These ingredients have each been investigated individually for their potential immunological benefits; however, previous studies have largely focused on isolated immune markers rather than evaluating coordinated interactions between immune activation and metabolic adaptation [26]. Increasing evidence indicates that immune responses are closely linked to metabolic regulation, a concept known as immunometabolism, which describes how metabolic pathways influence immune cell activation and function [27,28,29,30,31].
Despite growing interest in functional immunonutrition, limited information is available regarding the combined use of donkey milk, bovine colostrum, and royal jelly within a standardized immunonutraceutical formulation. Furthermore, few studies have examined whether the timing of supplementation relative to antigen exposure influences coordinated innate and humoral immune responses. Animal models provide valuable tools for investigating such interactions under controlled experimental conditions. The rabbit (Oryctolagus cuniculus) is a well-established immunological model characterized by strong antibody responses and suitability for longitudinal blood sampling, allowing detailed monitoring of immune biomarker trajectories [32].
In this context, the present study aimed to evaluate the immunological and physiological effects of a multi-component immunonutraceutical composed of spray-dried donkey milk, bovine colostrum, and royal jelly administered to rabbits subjected to a controlled immune challenge. Specifically, we investigated whether supplementation could modulate systemic markers of innate immunity (serum lysozyme) and humoral immune responsiveness (total serum immunoglobulins), while simultaneously monitoring biochemical and hematological indicators of systemic health. We hypothesized that supplementation with this formulation would promote coordinated innate and humoral immune responses while maintaining metabolic and hematological stability.

2. Materials and Methods

2.1. Study Design and Ethical Approval

The study was conducted as a 6-week controlled, parallel-group experimental trial designed to evaluate the effects of a multi-component immunonutraceutical formulation (IMN) on biochemical, immunological and hematological parameters in rabbits. All procedures were performed in accordance with Directive 2010/63/EU of the European Parliament and of the Council on the protection of animals used for scientific purposes and Romanian Law No. 43/2014 [33,34]. The experimental protocol was approved by the Bioethics Committee of the University of Life Sciences “King Mihai I” from Timișoara, Romania (Approval No. 201/9 March 2023).

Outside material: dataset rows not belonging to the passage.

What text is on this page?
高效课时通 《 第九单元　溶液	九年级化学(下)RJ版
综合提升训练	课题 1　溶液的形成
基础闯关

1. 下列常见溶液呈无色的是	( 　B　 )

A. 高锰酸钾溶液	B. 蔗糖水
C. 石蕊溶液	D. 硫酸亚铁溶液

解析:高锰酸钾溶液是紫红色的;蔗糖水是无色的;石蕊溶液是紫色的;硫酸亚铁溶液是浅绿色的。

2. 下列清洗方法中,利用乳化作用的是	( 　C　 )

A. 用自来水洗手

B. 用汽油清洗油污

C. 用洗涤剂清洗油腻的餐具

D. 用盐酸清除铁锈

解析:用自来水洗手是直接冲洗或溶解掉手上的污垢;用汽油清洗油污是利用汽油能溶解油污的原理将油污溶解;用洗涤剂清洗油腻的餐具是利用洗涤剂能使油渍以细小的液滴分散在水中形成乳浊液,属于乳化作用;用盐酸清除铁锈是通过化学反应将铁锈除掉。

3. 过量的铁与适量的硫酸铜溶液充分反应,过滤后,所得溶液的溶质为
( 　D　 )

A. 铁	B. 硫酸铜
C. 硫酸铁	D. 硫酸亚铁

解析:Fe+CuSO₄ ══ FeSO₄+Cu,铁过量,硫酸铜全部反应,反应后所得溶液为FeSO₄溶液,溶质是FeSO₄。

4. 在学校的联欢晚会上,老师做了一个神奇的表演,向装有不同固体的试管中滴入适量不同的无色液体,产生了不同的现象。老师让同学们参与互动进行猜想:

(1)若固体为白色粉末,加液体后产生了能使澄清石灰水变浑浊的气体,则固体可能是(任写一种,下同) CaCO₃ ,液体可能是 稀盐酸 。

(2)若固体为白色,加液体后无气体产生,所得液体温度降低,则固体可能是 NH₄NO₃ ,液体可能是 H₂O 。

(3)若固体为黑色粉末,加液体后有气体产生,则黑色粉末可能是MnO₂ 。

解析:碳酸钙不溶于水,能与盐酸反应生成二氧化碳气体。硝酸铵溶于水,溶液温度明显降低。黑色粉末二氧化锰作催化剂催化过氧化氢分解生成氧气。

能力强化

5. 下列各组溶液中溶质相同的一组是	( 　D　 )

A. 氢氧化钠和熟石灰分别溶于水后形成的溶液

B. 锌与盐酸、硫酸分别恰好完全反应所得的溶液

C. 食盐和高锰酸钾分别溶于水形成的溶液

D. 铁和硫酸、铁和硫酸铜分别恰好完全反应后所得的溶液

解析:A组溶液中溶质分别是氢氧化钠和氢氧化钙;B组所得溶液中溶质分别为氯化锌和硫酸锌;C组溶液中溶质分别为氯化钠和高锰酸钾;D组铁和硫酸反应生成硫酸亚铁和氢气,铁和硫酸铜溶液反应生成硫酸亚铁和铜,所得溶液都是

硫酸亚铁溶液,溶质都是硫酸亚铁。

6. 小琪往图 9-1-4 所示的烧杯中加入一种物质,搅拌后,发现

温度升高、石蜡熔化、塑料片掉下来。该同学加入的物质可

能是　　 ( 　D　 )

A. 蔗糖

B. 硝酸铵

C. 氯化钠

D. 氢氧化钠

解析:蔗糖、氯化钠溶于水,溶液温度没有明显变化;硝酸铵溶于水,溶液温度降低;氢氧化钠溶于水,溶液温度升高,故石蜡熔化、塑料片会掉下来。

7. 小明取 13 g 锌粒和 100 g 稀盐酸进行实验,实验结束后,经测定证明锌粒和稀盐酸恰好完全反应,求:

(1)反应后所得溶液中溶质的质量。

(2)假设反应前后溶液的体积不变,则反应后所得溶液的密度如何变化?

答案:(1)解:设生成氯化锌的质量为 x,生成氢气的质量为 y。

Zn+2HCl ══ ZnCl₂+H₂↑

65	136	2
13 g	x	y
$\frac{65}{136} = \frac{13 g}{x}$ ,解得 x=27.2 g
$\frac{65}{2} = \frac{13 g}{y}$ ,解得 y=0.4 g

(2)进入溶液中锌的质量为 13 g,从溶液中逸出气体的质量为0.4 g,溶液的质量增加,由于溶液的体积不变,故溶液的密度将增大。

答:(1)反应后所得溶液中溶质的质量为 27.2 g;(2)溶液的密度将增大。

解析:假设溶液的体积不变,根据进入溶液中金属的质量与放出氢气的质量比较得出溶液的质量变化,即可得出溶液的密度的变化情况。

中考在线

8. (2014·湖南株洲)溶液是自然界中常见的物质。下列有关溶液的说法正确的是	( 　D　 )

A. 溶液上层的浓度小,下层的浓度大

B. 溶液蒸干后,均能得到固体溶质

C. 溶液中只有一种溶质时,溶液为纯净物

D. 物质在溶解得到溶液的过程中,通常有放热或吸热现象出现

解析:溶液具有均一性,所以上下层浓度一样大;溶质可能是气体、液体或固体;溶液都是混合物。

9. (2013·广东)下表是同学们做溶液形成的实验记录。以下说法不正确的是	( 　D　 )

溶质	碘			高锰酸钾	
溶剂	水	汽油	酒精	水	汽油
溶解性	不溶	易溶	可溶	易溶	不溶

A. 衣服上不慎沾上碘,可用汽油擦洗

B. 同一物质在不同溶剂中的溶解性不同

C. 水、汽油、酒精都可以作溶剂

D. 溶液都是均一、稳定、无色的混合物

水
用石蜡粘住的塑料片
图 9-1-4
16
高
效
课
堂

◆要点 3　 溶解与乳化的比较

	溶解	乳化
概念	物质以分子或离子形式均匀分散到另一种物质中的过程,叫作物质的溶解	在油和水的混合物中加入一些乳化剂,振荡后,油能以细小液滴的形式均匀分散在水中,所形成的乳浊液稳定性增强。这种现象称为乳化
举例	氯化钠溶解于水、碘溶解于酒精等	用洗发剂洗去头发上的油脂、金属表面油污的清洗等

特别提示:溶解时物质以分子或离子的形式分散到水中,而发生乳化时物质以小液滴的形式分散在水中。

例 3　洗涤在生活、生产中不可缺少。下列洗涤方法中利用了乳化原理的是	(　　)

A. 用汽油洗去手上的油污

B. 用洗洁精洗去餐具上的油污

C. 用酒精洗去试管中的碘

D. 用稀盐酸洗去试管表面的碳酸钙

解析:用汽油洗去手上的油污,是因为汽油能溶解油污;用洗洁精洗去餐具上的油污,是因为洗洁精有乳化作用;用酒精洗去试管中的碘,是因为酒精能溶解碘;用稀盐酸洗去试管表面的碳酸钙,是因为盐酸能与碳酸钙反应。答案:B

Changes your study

2.2. Animals, Housing, and Diet

Sixty clinically healthy female Pannon White rabbits (6 weeks of age) were obtained from a specialized commercial rabbit farm to ensure population uniformity in terms of sex, age, and body weight. The animal room was maintained under controlled environmental conditions, with an ambient temperature of 20 ± 2 °C, relative humidity of 60–65%, and a 12 h light/12 h dark photoperiod. Environmental parameters were monitored throughout the study and remained within the recommended ranges for rabbit husbandry [35]. Animals were housed individually in galvanized wire-mesh cages (44 × 26 × 30 cm), representative of commercial fattening systems [35]. The cages were elevated above ground level to allow fecal accumulation beneath the housing units, thereby maintaining hygienic conditions consistent with commercial rabbit production systems. Each cage was equipped with a feeder and automatic nipple drinker, and animals had ad libitum access to feed and fresh water. Rabbits were fed a standard commercial pelleted diet (GA Animal Nutrition SRL, Bacau, Romania; product code: GA600745). The analytical composition of the basal diet, as declared by the manufacturer, is presented in Table 1.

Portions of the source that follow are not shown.